World Wetlands Day – Wetlands for Disaster Risk Reduction
The Water Research Commission (WRC), in collaboration with the South African National Biodiversity Institute (SANBI), Department of Environmental Affairs (DEA), Department of Water and Sanitation (DWS), Department of Agriculture, Forestry and Fisheries (DAFF), and the City of Tshwane, held an interactive training workshop on wetland plant taxonomy as part of World Wetlands Day celebrations on 2 February 2017.
A lack of knowledge for wetland plant identification has been identified as one of the barriers to conserving wetlands. A capacity building intervention in this field is critical to researchers (especially young scientists) and managers alike for better management of our natural sponges.
World Wetlands Day is an annual event celebrated across the globe to mark the anniversary of the 1971 Convention on Wetlands (also known as the Ramsar Convention), to which South Africa (represented by DEA) is a signatory. South Africa has declared 22 wetlands as Ramsar sites (Wetlands of International Importance).
Various research projects, many of which are funded by the WRC, are currently involved in expanding and reviewing a national wetland inventory. More than 1400 wetlands have been identified to date; however, not all of these wetlands are in good ecological health.
Over 50% of South Africa’s wetlands have been degraded or lost, an even greater proportion than is the case for our rivers. The WRC has published a manual to support the national wetland monitoring programme, in which DEA, DWS and DAFF monitor and report on the status and trends regarding these delicate ecological infrastructure resources.
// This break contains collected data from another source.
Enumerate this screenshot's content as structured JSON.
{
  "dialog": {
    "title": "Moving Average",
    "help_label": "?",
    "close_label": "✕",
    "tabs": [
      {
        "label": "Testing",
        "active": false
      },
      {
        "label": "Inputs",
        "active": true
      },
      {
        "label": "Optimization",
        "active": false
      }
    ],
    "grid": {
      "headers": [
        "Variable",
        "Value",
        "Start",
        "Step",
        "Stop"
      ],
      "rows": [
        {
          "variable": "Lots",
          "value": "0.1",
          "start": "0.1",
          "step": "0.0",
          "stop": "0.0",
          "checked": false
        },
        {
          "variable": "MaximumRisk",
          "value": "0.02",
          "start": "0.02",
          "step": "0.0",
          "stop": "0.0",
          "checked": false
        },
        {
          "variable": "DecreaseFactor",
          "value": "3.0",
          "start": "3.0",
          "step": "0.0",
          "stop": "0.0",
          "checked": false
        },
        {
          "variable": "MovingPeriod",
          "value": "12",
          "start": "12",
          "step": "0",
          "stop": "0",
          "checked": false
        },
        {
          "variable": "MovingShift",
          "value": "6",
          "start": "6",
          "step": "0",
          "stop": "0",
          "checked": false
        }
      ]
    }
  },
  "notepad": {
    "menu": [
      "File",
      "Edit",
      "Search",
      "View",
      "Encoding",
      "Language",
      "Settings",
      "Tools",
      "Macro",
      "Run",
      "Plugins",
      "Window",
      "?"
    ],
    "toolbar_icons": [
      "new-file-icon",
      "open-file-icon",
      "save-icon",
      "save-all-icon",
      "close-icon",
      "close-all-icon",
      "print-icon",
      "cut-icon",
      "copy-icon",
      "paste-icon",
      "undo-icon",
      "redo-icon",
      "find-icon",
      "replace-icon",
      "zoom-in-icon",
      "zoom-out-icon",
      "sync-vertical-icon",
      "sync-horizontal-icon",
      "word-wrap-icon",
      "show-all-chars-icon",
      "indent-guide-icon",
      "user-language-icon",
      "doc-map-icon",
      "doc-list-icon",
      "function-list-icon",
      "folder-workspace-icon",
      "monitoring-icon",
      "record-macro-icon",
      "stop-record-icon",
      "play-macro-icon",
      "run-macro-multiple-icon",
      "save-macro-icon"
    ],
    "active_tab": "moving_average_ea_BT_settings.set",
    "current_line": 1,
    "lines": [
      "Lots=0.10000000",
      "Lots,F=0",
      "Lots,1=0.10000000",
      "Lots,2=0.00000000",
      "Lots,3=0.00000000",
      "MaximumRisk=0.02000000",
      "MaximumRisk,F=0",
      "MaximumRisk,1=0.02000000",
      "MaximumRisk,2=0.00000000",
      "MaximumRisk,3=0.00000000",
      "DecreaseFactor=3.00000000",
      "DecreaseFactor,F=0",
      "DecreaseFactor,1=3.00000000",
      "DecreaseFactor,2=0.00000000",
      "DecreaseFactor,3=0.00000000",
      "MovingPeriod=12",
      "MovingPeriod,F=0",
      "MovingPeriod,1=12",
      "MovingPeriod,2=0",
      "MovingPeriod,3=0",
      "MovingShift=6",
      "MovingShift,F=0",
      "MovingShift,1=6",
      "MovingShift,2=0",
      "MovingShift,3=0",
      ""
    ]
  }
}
The WRC and South African Environmental Observation Network (SAEON) are also developing indicators based on remote-sensing, which will enable the monitoring of wetlands using technology.
The realisation of the importance of wetlands in water purification, flood attenuation, cultural values, tourism and biodiversity conservation has prompted the WRC to invest more than R60 million in research that supports informed policy decision making, understanding of wetland functional processes, ecological Reserve determinations, human capital development and community empowerment.
Rehabilitation methods are continuously being improved, and costing of the role played by intact wetlands as natural kidneys is proving the importance of these ecological infrastructures within landscapes. Given the effects of, among others, climate change, pressure is mounting on the use of wetlands for livelihood support, such as grazing livestock and harvesting reeds.
The focus of research is thus turning towards sustainable development methods within a green-economy context.
Expanding wetland research into sources of green job creation has seen projects such as wastewater management, cultivation of amadumbe, using Typha for insulation, harvesting of medicinal plants, and, moving further up the value chain, marketing.
While the route from discovery through to marketing takes time, it remains the best method to engage communities and demonstrate the benefits from sustainable use of wetlands, as an alternative to the current situation of resource over-exploitation. For as long as these benefits are being received, wetlands are being looked after by all stakeholders – a win-win situation!
Caption: Delegates analysing wetland plant species during an interactive training workshop on wetlands plant taxonomy as part of the World Wetlands Day celebrations on 2 February 2017 organised by Water Research Commission (WRC) in collaboration with the South African National Biodiversity Institute (SANBI), Department of Environmental Affairs (DEA), Department of Water and Sanitation (DWS), Department of Agriculture, Forestry and Fisheries (DAFF), and the City of Tshwane.